Twice today I've run across this query on Twitter:
Just blogged on the first use of the term 'intranet'. Probably dates back to 1992, but who first used it? Do you know? http://bit.ly/8ePBrj
The compressed URL expands to http://www.intranetfocus.com/blog/entry.php?entry=75 which mangles the history of the Internet.  If you were a professor and your student turned in a work with this many glaring errors, you'd award an F.  The author, Martin White, promotes himself as quite the information industry expert, so this is a tad surprising.  A quick reading reveals obvious errors:
  • It's Marc Andreessen, not Andriessen. 
  • Andreessen worked at the National Center for Supercomputer Applications at the University of Illinois -- not the University of Michigan.  (Huge gaffe with funny backstories which I will share if asked.)
  • U-M did invent LDAP, and Netscape did adopt it for a product, though it's not clear what that has to do with anything.
  • Andreessen wasn't just a "on the team that had developed the Mosaic browser" -- he and Eric Bina collaborated on the project.  History (perhaps unfairly) seems to give the former more credit than the latter. This historical marker seems accurate -- perhaps the ordering is alphabetical.
  • The history of Netscape vs.
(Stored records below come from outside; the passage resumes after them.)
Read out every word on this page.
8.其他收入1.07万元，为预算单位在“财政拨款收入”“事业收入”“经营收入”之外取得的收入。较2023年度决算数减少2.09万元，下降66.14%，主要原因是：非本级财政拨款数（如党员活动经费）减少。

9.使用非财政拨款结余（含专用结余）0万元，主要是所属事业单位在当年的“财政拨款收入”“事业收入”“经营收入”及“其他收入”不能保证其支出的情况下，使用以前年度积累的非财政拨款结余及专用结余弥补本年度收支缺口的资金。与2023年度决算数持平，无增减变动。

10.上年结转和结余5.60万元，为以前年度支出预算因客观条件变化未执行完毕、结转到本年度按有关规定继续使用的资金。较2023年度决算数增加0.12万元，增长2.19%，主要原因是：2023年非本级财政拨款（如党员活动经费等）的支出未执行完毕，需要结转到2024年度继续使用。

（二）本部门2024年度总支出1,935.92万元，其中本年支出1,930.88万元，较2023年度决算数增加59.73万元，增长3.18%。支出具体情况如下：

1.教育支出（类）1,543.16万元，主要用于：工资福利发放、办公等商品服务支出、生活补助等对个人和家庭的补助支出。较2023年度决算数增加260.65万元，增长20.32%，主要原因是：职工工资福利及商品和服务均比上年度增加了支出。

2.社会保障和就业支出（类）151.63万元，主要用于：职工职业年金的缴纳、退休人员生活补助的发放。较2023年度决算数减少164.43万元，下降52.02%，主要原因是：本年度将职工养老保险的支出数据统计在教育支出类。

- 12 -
IE is much more complex than described. Netscape never really successfully charged for their browser.  Microsoft didn't just offer Internet Explorer for free; they integrated it into Windows, and finally implemented halfway decent TCP/IP support.  This meant a brand new Windows computer could get you surfing the Web out of the box.  The alternative of installing Netscape was left for geeks.  In 1994, we had AOL Starter Disks -- getting on the Internet was not an easy thing.
  • Robert Kahn was Vinton Cerf's collaborator on TCP/IP.  "The Wrath of Khan" was the best Star Trek movie with the original cast.
  • Robert Metcalfe helped invent Ethernet.  Although a colleague of Cerf and Kahn when they were inventing what became the Internet, Metcalfe is not listed as an inventor of TCP.  He also founded 3Com Corporation, and once famously said that if he'd known that the San Francisco baseball team would have ever rename their field 3Com Park, he'd have called his company Candlestick.
Mr. Martin White's original query -- when was the term "intranet" first used, and by whom -- is perhaps interesting, at least to him.  But his hazy history of the Internet also fails to appreciate the very meaning of "Internet." Its creators were trying to solve the problem of how to build a "network of networks" -- how networks built on incompatible technology could talk to each other.  That's why we call it the Internet.  And they talked about "The Internet" as the global network of networks as well as "an internet" -- a self-contained network of networks -- gee, kinda like that "intranet" concept, right?

"Intranet" is a back-formation of "Internet", and, at least to me, not particularly important in history.

As for Mr. White's belief that use of the term "intranet" dates to 1993, that comports with my recollection, but so what?  The concept predates the term.  Corporate knowledge, or institutional memory, has been understood in some form for many years, probably centuries.  Mr. White might want to look up the term "CWIS" though I think not every bit of research is answered by a Google search.

And whatever conclusions Mr. White eventually ascribes to the wisdom of Twitterdom, I wouldn't trust his summation.  A guy who gets this many basic facts wrong is no source to believe.